PLEXIGLAS®

Die korrekte chemische Bezeichnung für PLEXIGLAS® ist Polymethymethacrylat (PMMA). Im normalen Sprachgebrauch heißt es PLEXIGLAS®, Acrylglas, Piacryl oder auch O-Glas. PLEXIGLAS® ist der geschützte Markenname der Röhm GmbH. Es handelt sich um einen künstlich hergestellten thermoplastischen Kunststoff, der Glas sehr ähnlich ist. PLEXIGLAS® Satinice und Satin Ice bestehen aus demselben Werkstoff.

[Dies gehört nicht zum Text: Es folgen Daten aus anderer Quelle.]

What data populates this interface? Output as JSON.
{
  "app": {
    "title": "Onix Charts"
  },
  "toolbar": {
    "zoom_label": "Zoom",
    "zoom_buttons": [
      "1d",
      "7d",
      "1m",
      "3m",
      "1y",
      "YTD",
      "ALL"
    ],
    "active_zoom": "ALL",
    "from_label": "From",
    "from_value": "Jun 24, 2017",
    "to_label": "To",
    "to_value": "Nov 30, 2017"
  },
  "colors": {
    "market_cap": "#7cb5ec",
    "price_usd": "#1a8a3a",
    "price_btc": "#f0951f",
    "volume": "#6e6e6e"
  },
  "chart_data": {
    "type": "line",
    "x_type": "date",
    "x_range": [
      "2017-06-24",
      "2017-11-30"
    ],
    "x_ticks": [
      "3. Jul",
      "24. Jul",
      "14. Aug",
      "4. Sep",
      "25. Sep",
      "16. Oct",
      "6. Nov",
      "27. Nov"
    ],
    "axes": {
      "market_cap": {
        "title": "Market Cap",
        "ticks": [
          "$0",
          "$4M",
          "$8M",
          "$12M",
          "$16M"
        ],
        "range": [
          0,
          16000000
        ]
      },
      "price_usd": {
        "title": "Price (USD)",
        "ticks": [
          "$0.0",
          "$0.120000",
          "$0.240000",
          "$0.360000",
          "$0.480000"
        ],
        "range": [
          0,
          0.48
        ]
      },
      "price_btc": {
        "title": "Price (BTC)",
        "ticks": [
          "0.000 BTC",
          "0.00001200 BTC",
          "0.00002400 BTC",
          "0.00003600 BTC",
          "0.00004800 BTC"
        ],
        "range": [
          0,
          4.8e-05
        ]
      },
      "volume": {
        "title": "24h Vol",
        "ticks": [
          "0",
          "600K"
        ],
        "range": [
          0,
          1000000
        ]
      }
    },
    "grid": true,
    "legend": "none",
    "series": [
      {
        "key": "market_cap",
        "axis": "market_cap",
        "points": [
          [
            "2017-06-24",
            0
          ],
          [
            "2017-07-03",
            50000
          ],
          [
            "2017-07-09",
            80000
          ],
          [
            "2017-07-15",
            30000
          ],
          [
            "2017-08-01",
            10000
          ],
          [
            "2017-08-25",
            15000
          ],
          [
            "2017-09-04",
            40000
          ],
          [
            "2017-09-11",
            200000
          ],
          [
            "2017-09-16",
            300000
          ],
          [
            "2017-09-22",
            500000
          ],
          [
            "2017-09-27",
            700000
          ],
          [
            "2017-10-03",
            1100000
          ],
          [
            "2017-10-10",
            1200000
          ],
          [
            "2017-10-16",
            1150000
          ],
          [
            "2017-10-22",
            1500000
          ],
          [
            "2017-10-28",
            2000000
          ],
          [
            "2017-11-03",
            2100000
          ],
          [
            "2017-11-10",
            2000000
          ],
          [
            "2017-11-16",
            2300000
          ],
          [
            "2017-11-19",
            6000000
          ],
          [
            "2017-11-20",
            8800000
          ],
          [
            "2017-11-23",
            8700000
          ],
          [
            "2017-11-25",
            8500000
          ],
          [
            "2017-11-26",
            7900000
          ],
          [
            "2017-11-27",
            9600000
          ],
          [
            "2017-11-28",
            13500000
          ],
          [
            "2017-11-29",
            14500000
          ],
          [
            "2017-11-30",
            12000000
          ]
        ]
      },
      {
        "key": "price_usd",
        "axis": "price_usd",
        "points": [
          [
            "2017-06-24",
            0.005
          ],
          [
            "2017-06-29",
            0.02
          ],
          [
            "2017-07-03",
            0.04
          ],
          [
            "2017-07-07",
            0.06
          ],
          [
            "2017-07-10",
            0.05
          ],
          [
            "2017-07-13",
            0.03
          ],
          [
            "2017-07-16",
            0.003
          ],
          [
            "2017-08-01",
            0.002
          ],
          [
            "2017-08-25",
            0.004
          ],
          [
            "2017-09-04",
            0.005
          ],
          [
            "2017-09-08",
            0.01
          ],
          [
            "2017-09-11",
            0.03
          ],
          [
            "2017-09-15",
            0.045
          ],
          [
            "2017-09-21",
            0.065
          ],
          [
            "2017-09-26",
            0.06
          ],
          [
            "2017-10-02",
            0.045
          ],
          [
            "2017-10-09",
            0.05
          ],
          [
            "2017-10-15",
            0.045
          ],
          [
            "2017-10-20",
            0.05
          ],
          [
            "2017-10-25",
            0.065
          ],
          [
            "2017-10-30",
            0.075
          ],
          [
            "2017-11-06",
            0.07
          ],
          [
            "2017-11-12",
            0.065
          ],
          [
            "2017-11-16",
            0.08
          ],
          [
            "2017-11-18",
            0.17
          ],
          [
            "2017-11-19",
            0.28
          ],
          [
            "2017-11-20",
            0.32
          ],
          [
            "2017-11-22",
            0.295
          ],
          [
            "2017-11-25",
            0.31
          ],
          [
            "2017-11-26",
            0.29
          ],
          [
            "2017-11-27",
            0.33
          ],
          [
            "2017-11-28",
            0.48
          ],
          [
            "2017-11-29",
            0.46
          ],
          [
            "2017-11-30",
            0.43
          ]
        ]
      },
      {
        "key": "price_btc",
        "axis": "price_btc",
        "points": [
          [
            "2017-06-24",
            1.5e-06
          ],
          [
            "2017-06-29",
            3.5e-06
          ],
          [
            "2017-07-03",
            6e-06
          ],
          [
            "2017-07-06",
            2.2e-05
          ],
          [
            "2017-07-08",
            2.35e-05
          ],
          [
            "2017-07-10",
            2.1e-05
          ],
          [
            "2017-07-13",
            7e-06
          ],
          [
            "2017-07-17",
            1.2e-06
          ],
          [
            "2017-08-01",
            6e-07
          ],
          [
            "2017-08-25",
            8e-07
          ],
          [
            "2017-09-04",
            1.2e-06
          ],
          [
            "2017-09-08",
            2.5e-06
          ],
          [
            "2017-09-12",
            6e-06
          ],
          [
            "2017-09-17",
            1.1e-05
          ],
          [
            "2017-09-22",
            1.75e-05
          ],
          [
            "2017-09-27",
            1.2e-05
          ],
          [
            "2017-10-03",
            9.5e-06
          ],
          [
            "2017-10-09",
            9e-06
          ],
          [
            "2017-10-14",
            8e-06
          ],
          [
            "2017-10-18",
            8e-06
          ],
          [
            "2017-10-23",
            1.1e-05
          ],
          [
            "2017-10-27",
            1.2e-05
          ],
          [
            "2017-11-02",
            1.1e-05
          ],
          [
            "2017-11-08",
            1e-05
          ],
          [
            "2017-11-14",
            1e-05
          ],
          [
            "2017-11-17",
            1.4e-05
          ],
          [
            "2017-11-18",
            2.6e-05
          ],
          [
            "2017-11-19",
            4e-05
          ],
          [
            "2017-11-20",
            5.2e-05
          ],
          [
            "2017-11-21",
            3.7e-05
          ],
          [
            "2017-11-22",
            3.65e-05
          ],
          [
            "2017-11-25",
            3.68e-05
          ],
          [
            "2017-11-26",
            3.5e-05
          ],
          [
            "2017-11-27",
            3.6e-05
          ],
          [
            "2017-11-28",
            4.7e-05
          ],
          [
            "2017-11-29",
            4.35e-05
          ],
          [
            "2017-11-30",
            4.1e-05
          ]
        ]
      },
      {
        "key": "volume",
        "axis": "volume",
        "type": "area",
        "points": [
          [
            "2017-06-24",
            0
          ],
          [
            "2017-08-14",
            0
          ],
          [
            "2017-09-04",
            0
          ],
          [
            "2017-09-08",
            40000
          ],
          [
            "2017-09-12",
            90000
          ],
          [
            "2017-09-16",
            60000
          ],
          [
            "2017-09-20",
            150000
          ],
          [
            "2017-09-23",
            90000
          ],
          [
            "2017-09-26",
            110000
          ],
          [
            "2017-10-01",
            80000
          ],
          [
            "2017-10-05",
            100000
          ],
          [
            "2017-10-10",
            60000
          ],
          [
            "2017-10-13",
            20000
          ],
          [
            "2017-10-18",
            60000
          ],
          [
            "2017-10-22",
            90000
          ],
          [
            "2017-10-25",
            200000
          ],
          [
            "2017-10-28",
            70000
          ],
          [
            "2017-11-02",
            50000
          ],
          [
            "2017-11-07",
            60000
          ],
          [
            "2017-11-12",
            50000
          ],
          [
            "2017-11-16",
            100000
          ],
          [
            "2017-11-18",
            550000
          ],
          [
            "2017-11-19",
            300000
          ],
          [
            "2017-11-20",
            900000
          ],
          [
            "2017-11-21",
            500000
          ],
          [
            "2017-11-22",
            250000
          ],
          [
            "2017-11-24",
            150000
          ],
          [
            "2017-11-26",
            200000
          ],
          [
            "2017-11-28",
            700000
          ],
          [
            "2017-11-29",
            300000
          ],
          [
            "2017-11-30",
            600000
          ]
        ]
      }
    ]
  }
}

Die vielfältigen Einsatzmöglichkeiten von PLEXIGLAS®

Da PLEXIGLAS® bruchfest und erheblich leichter als Glas ist, sind die Anwendungsgebiete für diesen Kunststoff nahezu unbegrenzt. Selbst in einer Branche wie der Medizintechnik kommt er zum Einsatz. Hier dient PLEXIGLAS® z.B. zur Stabilisierung von Implantaten im Knochen, umgangssprachlich als sogenannter Knochenzement. Des Weiteren ist PLEXIGLAS® gut beständig gegen verdünnte Säuren und Alkalien, sowie begrenzt gegen organische Lösungsmittel. PLEXIGLAS® lässt eine gute spanabhebende Bearbeitung zu. Es ist ab ca. 100 Grad Celsius verformbar und behält auch nach einer sofortigen Abkühlung mit Wasser diese Form bei. Man kann zwei Plexiglasscheiben auch durch Kleben oder Verschrauben verbinden. PLEXIGLAS® lässt sich mit CNC gesteuerten Fräsmaschinen hervorragend bearbeiten. PLEXIGLAS® ist alterungsbeständig und wird nicht durch Umwelteinflüsse geschädigt. PLEXIGLAS® absorbiert UV-Licht.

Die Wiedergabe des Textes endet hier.